The unity of The Qur'an seeped into various parts. Wadud argued that this holy book built a paradigm of equality for all humanity in terms of gender, class, race, or others. This monotheism paradigm emphasized that both women and men would be held to account only based on their actions, not in terms of gender.
In the Quranic language, the difference was piety, which was what Wadud wrote as the consciousness of God.
A non-misogynistic interpretationWhen reading the verse fragments: But men have a degree (of advantage) over them, in Sura al-Baqarah verse 228, Wadud interpreted the degree related to piety not level as in the translation of The Holy Qur'an in English by Abdullah Yusuf Ali.
In the 1990s, the translation was widely read by people who spoke English. Moreover, according to Wadud, this verse was not a universal principle of The Qur'an, so it needed to be read as an alternative, not taken literally.
Only by exploring other verses in their entirety, universal principles could be found. In that case, Wadud read The Qur'an with The Qur'an, like traditional methods of interpretation, precisely to find out which were universal, and which were particular.

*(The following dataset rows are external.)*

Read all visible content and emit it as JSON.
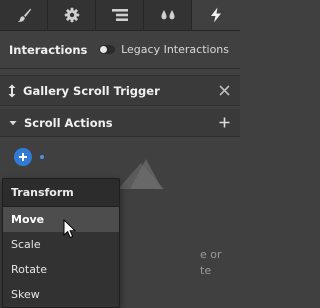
{
  "tabs": [
    {
      "icon": "paintbrush-icon",
      "active": false
    },
    {
      "icon": "gear-icon",
      "active": false
    },
    {
      "icon": "navigator-icon",
      "active": false
    },
    {
      "icon": "drops-icon",
      "active": false
    },
    {
      "icon": "lightning-icon",
      "active": true
    }
  ],
  "interactions": {
    "title": "Interactions",
    "legacy_label": "Legacy Interactions",
    "legacy_enabled": false
  },
  "trigger": {
    "title": "Gallery Scroll Trigger"
  },
  "scroll_actions": {
    "title": "Scroll Actions"
  },
  "hint_text": "e or\nte",
  "dropdown": {
    "header": "Transform",
    "items": [
      "Move",
      "Scale",
      "Rotate",
      "Skew"
    ],
    "hovered": "Move"
  },
  "colors": {
    "background": "#404040",
    "accent_blue": "#2f7bd6",
    "dropdown_bg": "#323232",
    "hover_bg": "#4d4d4d"
  }
}
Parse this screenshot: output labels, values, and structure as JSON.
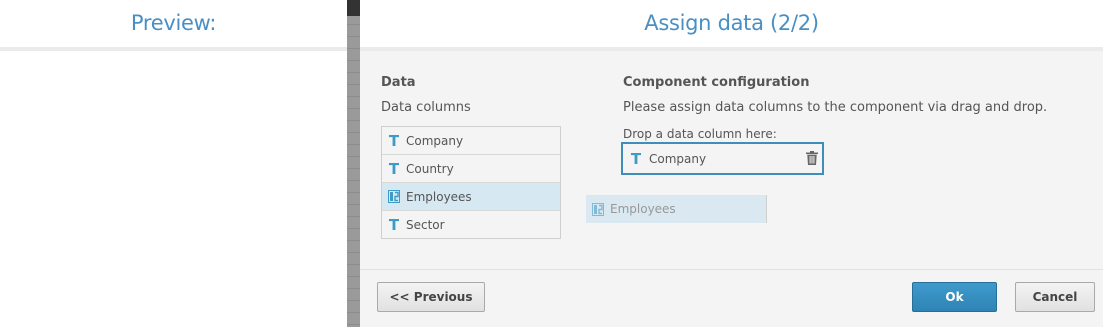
{
  "preview": {
    "title": "Preview:"
  },
  "dialog": {
    "title": "Assign data (2/2)",
    "data_section": {
      "heading": "Data",
      "subheading": "Data columns",
      "columns": [
        {
          "label": "Company",
          "type": "text",
          "icon": "text-type-icon"
        },
        {
          "label": "Country",
          "type": "text",
          "icon": "text-type-icon"
        },
        {
          "label": "Employees",
          "type": "numeric",
          "icon": "numeric-type-icon",
          "selected": true
        },
        {
          "label": "Sector",
          "type": "text",
          "icon": "text-type-icon"
        }
      ]
    },
    "config_section": {
      "heading": "Component configuration",
      "description": "Please assign data columns to the component via drag and drop.",
      "drop_label": "Drop a data column here:",
      "assigned": {
        "label": "Company",
        "icon": "text-type-icon"
      }
    },
    "drag_ghost": {
      "label": "Employees",
      "icon": "numeric-type-icon"
    },
    "buttons": {
      "previous": "<< Previous",
      "ok": "Ok",
      "cancel": "Cancel"
    }
  },
  "colors": {
    "accent": "#3d8eb9",
    "title": "#4a8fc4",
    "selected_row": "#d6e8f1"
  }
}
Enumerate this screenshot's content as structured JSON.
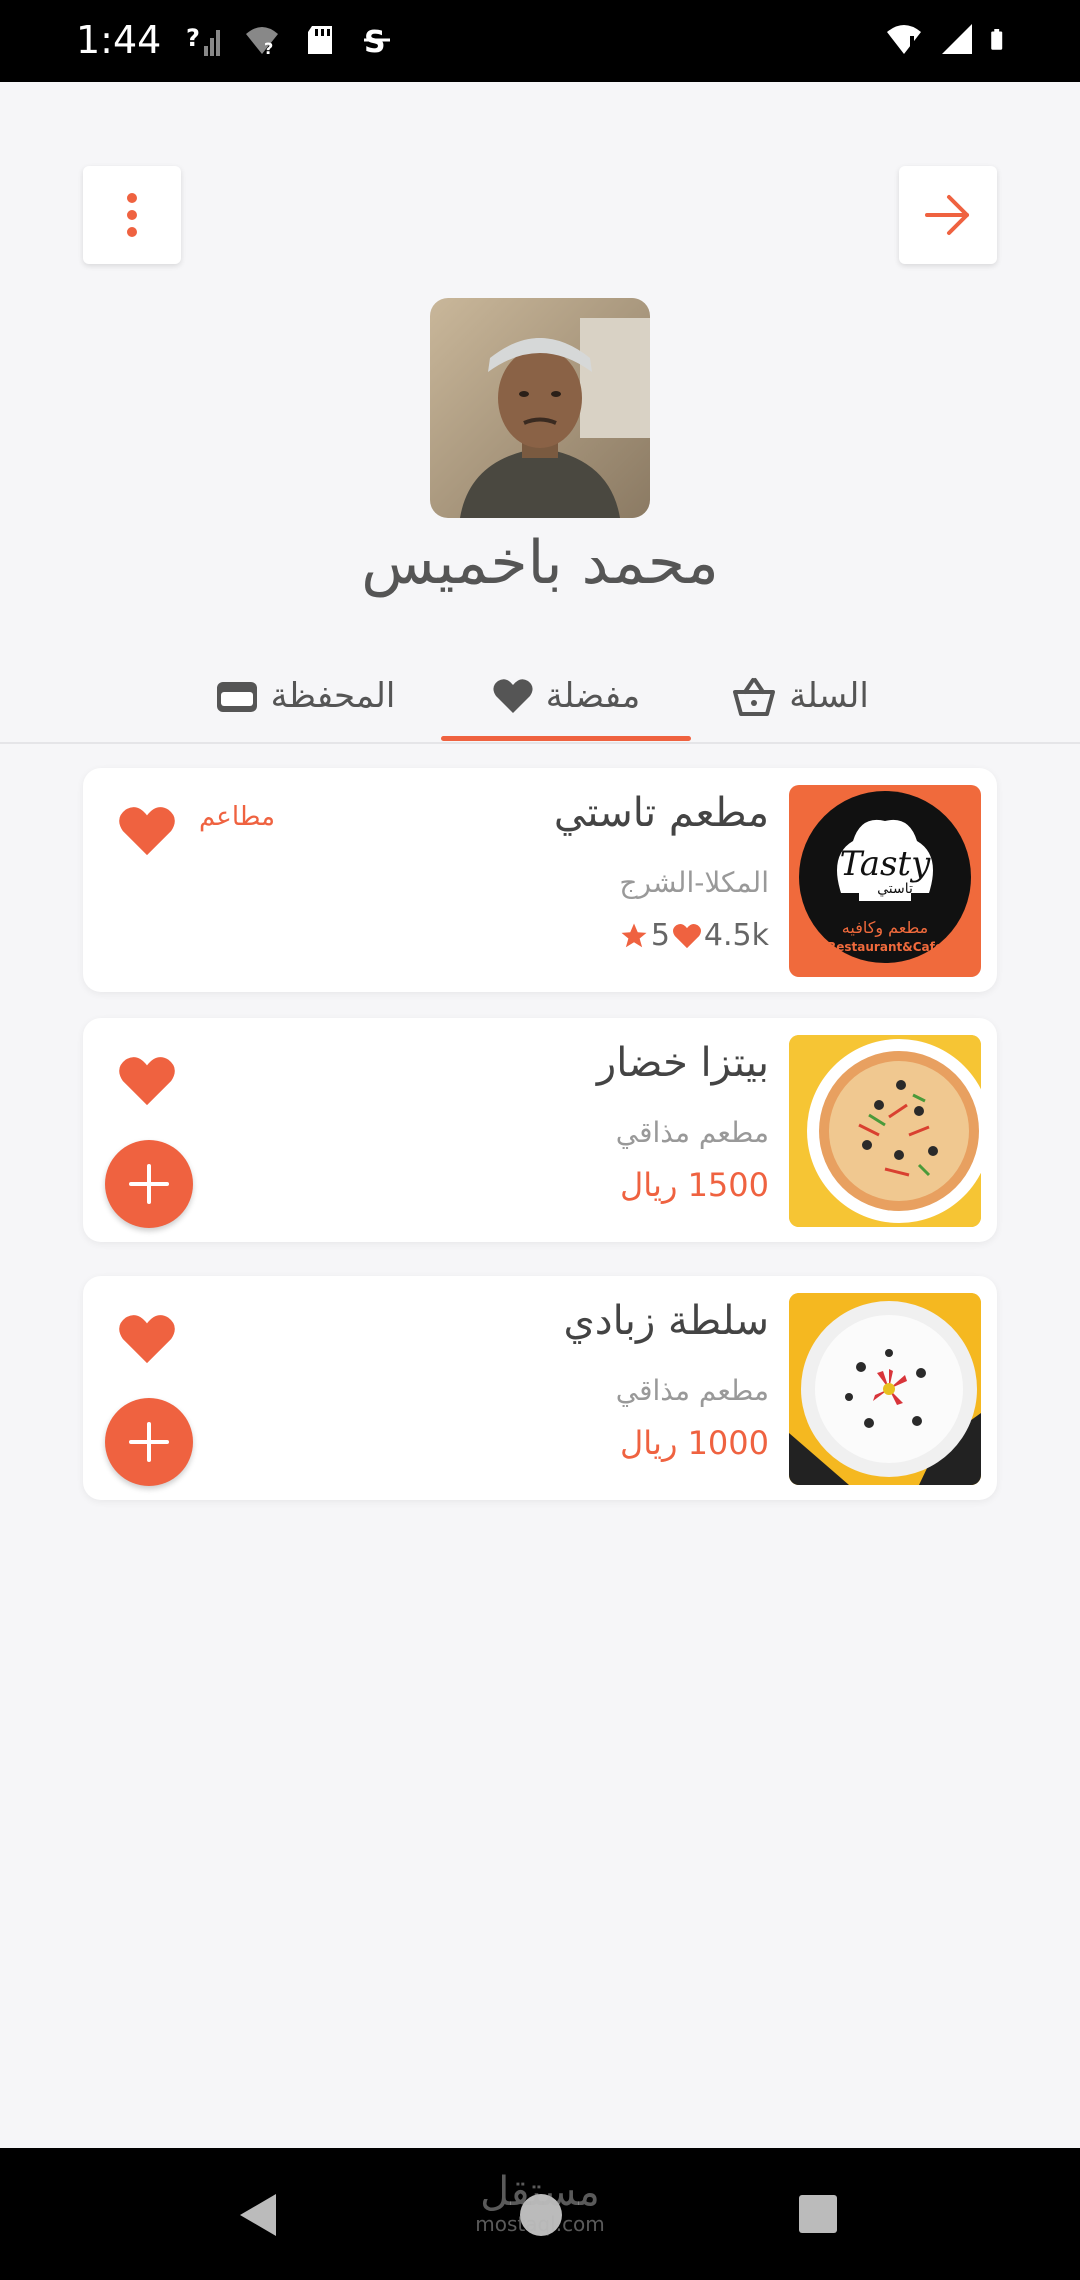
{
  "status_bar": {
    "time": "1:44"
  },
  "header": {
    "menu_icon": "more-vert-icon",
    "forward_icon": "arrow-right-icon"
  },
  "profile": {
    "name": "محمد باخميس"
  },
  "tabs": [
    {
      "label": "المحفظة",
      "icon": "wallet-icon"
    },
    {
      "label": "مفضلة",
      "icon": "heart-icon",
      "active": true
    },
    {
      "label": "السلة",
      "icon": "basket-icon"
    }
  ],
  "favorites": [
    {
      "title": "مطعم تاستي",
      "subtitle": "المكلا-الشرج",
      "tag": "مطاعم",
      "rating": "5",
      "likes": "4.5k",
      "logo_text": "Tasty",
      "logo_ar": "تاستي",
      "logo_caption_ar": "مطعم وكافيه",
      "logo_caption_en": "Restaurant&Cafe"
    },
    {
      "title": "بيتزا خضار",
      "subtitle": "مطعم مذاقي",
      "price": "1500 ريال"
    },
    {
      "title": "سلطة زبادي",
      "subtitle": "مطعم مذاقي",
      "price": "1000 ريال"
    }
  ],
  "colors": {
    "accent": "#ef6240",
    "background": "#f6f6f8"
  },
  "watermark": {
    "ar": "مستقل",
    "en": "mostaql.com"
  }
}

Indeed, Wadud was, from the start, interested in studying the semantics of the scriptures. Her philological interest in knowing the subtlety of The Qur'an and the depth of its interpretation of analysis made her emphasize the reading for the construction of Quranic ambiguity.
Through this excavation, Wadud sought to destabilize the reading of holy verses that were potentially misogynistic. She was like building a new theory of abrogation that negated the meaning of the verse which insulted the monotheistic paradigm with the universal principle of The Qur'an: egalitarianism.
Through the reading of other verses, Wadud understood how The Qur'an actually built gender-inclusive references. By doing so, she ruled out language that was more inclined to favor the man along with patriarchal reasoning from the cultural environment when this holy book was revealed.
Wadud contributed to the progressive Islamic climate not only in a more equitable Quranic perspective but also in the context of fighting for the social justice she faced in her country and then striving to build international networks.
Among other progressive Muslims, it did not mean that Wadud's approach was free from criticism, for example, from South African thinker Ebrahim Moosa. She also admitted that this women's reading did not mean perfect and comprehensive although she insisted that this textual analysis needed to be sought by women and continued to be perfected rather than waiting for encouragement from others.
Wadud's role received international attention when she once led prayers for mixed worshippers of women and men in March 2005. Although she was criticized, she preferred to remain silent except when she was asked by Al Jazeera.
Perhaps, because of this courage, there was a phenomenon of female imam with its variations in the West. In Copenhagen, there was Sherin Khankan. In Berlin, there was Seyran Ateş, a woman of Kurdish-Turkish descent who became an imam at the Ibn Rushd-Goethe mosque.